Genetic differences between the subtypes of HIV prevalent in Africa and the subtype dominant in the United States and Western Europe appear to amplify the effects of drug-resistant mutations in the African strains of HIV, according to a new finding published in the July 9 issue of Biochemistry.
"What we observed at the molecular level might have negative implications for the long-term efficacy of antiviral therapies in patients infected with the African subtypes," said Ernesto Freire, the Henry Walters Professor of Biology in the Krieger School of Arts and Sciences. "If this is the case, the need for second generation therapies acquires renewed urgency."
Freire stressed that the new findings do not imply that AIDS therapies should be withheld from the approximately 28 million patients infected with HIV-A and HIV-C, the African subtypes of the virus.

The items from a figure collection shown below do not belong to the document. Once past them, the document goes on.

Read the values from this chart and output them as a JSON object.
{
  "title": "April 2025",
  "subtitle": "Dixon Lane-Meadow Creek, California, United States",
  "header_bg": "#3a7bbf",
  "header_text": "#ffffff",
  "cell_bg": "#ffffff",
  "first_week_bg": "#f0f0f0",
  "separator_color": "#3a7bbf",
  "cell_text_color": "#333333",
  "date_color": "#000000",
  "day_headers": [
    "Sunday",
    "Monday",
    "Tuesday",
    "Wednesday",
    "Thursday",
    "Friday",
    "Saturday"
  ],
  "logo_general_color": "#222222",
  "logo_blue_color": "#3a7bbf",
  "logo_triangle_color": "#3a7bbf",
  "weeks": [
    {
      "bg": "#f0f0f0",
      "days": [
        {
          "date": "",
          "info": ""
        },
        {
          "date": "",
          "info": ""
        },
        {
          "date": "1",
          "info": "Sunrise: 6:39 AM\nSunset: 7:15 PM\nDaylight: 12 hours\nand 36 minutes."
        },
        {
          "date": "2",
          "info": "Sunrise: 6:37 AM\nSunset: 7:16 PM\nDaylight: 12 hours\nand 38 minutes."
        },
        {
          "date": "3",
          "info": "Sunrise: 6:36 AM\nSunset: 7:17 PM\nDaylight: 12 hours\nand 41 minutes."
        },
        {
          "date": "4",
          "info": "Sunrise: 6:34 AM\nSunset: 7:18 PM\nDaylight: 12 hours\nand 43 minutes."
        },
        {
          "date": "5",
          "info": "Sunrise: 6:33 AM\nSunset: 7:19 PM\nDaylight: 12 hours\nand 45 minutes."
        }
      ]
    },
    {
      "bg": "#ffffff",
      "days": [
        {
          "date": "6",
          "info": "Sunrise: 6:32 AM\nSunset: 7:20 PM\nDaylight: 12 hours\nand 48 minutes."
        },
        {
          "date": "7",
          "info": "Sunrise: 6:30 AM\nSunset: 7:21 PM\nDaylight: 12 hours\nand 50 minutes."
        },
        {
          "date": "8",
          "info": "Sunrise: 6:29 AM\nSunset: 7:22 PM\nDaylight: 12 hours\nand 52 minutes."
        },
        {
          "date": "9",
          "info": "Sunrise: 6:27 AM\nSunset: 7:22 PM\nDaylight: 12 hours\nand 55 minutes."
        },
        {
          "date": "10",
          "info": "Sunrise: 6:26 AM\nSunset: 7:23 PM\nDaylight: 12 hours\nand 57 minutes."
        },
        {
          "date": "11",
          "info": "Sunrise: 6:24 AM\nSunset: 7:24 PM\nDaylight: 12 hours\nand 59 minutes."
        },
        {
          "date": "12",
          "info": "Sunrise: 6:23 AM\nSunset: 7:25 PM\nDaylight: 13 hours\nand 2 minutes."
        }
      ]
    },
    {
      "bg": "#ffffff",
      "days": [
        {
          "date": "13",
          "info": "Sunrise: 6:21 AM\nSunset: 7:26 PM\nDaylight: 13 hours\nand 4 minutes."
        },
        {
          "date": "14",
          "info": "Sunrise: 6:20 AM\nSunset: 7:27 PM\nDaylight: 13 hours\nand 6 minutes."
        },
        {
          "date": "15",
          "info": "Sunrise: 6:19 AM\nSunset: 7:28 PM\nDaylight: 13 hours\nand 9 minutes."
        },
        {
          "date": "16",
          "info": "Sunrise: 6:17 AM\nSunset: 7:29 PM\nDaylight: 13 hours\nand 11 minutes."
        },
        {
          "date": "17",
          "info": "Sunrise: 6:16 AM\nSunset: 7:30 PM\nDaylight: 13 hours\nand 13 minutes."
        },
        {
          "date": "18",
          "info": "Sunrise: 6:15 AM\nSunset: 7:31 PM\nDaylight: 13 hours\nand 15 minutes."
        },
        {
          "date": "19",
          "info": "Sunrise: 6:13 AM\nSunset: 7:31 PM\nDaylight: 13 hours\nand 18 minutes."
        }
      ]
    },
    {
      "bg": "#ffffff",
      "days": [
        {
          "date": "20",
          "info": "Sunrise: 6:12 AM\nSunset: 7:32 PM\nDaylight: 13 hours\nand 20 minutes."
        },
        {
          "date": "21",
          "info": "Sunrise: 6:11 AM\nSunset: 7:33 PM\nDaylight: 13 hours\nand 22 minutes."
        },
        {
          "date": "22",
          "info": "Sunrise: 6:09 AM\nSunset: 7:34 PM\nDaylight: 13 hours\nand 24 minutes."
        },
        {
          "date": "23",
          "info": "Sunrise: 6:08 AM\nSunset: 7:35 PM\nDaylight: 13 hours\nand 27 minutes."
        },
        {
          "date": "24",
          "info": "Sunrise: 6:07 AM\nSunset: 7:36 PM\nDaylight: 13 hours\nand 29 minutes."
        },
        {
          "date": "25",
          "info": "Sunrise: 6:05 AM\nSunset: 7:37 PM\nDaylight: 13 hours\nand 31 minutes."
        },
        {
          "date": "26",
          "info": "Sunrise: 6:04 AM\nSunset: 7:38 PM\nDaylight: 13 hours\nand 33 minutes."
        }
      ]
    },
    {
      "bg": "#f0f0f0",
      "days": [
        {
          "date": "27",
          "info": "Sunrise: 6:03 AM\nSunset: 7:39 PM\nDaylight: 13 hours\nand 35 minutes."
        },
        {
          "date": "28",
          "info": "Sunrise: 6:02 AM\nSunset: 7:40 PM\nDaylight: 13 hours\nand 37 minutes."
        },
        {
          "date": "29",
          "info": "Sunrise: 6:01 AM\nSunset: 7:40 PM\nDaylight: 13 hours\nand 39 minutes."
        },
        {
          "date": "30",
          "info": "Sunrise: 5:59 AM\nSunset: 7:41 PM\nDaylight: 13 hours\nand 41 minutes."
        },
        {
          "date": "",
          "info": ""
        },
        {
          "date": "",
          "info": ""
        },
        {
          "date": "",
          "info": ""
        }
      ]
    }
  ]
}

"On the contrary, they emphasize the need to use existing therapies aggressively to suppress or delay the emergence of resistant mutations until we can develop second-generation therapies," he said.
The most important drugs currently used to treat HIV inhibit two key enzymes in the life cycle of the virus, protease and reverse transcriptase. Mutations in these enzymes can reduce the inhibitors' abilities to form a tight association with them, leading to drug resistance.
The new report builds on a previous study by Freire's research group showing that naturally occurring genetic variations in HIV-A and HIV-C could make it harder for protease inhibitors to do their job.
For the new study, Freire's group inserted into African HIV proteases a mutation commonly found in drug-resistant forms of HIV-B, the strain of HIV prevalent in Western Europe and North America. Their analyses showed that the new, drug-resistant HIV-A and HIV-C proteases were up to 1,000 times more capable of performing their function despite the presence of four common protease inhibitor drugs.
"The genetic variations that exist in the protease of these African strains are not sufficient to cause drug resistance by themselves," Freire said, "but they amplify the effects of drug-resistant mutations and therefore may lead to a faster long-term failure of the therapy."
According to Freire, the sparse clinical data available so far on the effectiveness of antiviral drugs in C and A subtype patients suggest initial responses to the drugs are similar to those achieved in North America and Europe. However, there are also indications that the long-term effectiveness of the drugs may be diminishing more rapidly in HIV-A and HIV-C patients.
"While several reasons have been advanced to explain these results, including lack of patient adherence to the demanding regimen of highly active antiretroviral therapy, the results we're presenting also suggest that a molecular basis for a poor long-term response might be present," Freire said.
Freire has been an outspoken advocate for changing drug design paradigms to better deal with existing and potential genetic variation in disease-causing pathogens. Genetic variation has been a key contributor to the spread of HIV, but drug development work has been focused almost exclusively on HIV-B, which is dominant in some regions but a minority in the worldwide epidemic. Approximately 70 percent of existing AIDS cases are HIV-A and HIV-C cases in Africa, and these subtypes can vary genetically from HIV-B by as much as 30 percent. Freire believes that these factors, together with his research results, make including HIV-A and HIV-C in AIDS drug development efforts a priority.
Earlier this year, in a commentary in Nature: Biotechnology and at the American Chemical Society national meeting, Freire asserted that drug designers should be able to combine detailed analyses of the potential for genetic variation in drug targets with an understanding of the complex thermodynamic factors that affect a drug's ability to tightly associate with its target. The result, he said, would be a new design paradigm that produces pharmaceuticals less vulnerable to drug-resistant mutations.
"Ernesto's work is truly paradigm-shifting because it demonstrates the impact of an understanding of thermodynamics on the whole area of drug resistance," said James Cassatt, director of the Division of Cell Biology and Biophysics at the National Institutes of Health, which funded Freire's research. "The next generation of inhibitors against known targets will benefit enormously from this work."
To further study the interaction between mutation and drug resistance in proteases from A and C subtypes, Freire will soon begin collaborating with scientists in South Africa to obtain HIV genetic sequence data directly from South African patients. This will allow them to characterize different mutations that occur in HIV proteases and then make recombinant forms to test further against inhibitory drugs.
Other authors on the paper were Adrian Velazquez-Campoy, an associate research scientist at Johns Hopkins, and Sonia Vega, a visiting scientist at Johns Hopkins.